L’arrêt soudain des achats d’obligations suscite naturellement des questions à propos de la prochaine étape. La RBNZ ne cite aucune date concrète. Le paragraphe sur le taux directeur indique qu’un soutien reste nécessaire, mais précise que celui-ci peut être moins important. Le marché évalue la probabilité d'une hausse de taux en août à 65 %. Pour novembre, plus d’un resserrement complet est déjà pris en compte. La RBZN prend ici aussi ses distances par rapport à sa grande sœur située de l’autre côté de la mer de Tasman, laquelle prévoit (jusqu’à nouvel ordre) de ne pas modifier ses taux avant 2024.
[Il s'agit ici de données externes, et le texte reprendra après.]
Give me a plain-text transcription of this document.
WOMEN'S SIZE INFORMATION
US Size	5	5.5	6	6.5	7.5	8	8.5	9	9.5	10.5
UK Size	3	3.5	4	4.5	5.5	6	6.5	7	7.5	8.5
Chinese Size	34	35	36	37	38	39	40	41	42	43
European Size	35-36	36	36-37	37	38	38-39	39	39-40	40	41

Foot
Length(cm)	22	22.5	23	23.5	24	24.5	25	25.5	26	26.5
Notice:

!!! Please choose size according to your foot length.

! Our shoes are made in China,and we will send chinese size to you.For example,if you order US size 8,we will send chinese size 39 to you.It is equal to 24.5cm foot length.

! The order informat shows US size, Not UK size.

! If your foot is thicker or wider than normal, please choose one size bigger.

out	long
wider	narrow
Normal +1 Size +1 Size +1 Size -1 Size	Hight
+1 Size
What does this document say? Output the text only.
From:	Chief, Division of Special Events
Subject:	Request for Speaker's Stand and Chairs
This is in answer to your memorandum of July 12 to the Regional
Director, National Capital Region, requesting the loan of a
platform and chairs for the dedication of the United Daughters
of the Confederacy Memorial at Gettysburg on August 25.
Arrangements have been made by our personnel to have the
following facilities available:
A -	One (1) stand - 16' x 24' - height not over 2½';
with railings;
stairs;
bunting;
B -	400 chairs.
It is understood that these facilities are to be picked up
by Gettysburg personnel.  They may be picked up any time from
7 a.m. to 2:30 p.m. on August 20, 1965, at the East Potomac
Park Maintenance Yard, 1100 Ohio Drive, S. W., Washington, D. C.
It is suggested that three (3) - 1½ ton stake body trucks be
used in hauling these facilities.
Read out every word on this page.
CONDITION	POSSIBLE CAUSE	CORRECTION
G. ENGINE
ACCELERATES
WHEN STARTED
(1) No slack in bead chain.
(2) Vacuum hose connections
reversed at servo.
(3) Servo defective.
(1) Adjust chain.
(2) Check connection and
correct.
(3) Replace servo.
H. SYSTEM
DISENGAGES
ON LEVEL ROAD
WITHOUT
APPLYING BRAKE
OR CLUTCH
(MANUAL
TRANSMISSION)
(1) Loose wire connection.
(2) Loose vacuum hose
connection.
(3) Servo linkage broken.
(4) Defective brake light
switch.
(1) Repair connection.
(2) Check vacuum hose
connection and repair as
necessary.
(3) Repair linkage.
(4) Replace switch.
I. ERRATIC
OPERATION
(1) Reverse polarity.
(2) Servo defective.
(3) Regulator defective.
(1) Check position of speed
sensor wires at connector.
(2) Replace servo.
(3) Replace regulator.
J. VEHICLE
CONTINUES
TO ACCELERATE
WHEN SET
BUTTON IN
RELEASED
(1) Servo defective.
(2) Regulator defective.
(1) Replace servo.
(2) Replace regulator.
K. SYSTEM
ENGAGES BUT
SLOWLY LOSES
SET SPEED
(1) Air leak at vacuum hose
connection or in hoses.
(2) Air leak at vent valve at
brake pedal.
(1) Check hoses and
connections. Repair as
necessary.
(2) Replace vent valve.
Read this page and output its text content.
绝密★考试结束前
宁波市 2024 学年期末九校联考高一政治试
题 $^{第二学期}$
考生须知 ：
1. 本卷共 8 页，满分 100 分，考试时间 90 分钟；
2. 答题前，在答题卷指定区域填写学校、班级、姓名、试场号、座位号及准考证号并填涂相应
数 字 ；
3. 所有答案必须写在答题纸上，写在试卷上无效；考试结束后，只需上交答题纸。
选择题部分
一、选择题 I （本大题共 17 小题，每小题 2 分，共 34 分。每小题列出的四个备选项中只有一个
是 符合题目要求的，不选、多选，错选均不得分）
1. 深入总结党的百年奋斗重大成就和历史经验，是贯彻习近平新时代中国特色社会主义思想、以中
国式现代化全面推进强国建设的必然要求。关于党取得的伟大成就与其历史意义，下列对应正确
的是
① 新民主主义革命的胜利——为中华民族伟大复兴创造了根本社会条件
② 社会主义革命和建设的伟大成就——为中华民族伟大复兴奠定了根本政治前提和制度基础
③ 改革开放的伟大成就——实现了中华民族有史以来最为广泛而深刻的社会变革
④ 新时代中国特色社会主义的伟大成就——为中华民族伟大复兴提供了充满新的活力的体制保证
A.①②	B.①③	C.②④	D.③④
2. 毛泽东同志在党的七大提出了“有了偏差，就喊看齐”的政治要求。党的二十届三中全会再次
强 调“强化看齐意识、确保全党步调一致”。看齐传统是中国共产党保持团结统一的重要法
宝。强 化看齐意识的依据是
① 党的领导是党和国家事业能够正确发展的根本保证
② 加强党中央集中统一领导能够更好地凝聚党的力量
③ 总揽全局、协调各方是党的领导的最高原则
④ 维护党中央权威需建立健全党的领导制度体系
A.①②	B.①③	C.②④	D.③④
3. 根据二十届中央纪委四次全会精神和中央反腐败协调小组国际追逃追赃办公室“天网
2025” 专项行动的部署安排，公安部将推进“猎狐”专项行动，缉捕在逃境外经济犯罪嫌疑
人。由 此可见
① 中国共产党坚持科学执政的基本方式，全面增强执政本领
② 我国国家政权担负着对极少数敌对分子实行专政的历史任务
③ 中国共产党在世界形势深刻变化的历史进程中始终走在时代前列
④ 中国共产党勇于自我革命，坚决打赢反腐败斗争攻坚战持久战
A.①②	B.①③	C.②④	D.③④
Les taux d’intérêt ont considérablement augmenté dans un premier temps. En dépit de l’arrêt immédiat des achats d’obligations dans le cadre du QE, le taux à 2 ans (+12 points de base à 0,88 %) a grimpé davantage que le taux à 10 ans (+7 points de base à 1,75 %). Preuve supplémentaire que le marché s’attend assez rapidement à un relèvement des taux. La forte hausse des taux sur la partie courte de la courbe a donné un sérieux coup de pouce au dollar kiwi ce matin. Le cours NZD/USD est passé de 0,6945 à plus de 0,70. Le kiwi fait évidemment encore face à des vents contraires en raison de l'appréciation générale du dollar américain après la forte poussée de l'inflation et la hausse des taux d’intérêt observées hier aux États-Unis. Par rapport à l’euro, la devise néo-zélandaise reste en revanche solide, y compris dans une perspective à un peu plus long terme. Et cela pourrait encore durer compte tenu de la divergence d’approche entre les deux banques centrales. La BCE ne va probablement pas abandonner de si tôt l'idée selon laquelle il vaux mieux maintenir un "soutien trop important pendant trop longtemps". Le cours EUR/NZD risque de sortir du canal haussier dans lequel il évolue depuis mars. D’un point de vue technique, le plancher atteint fin février (1,6325) pourrait être atteint en cas de rupture.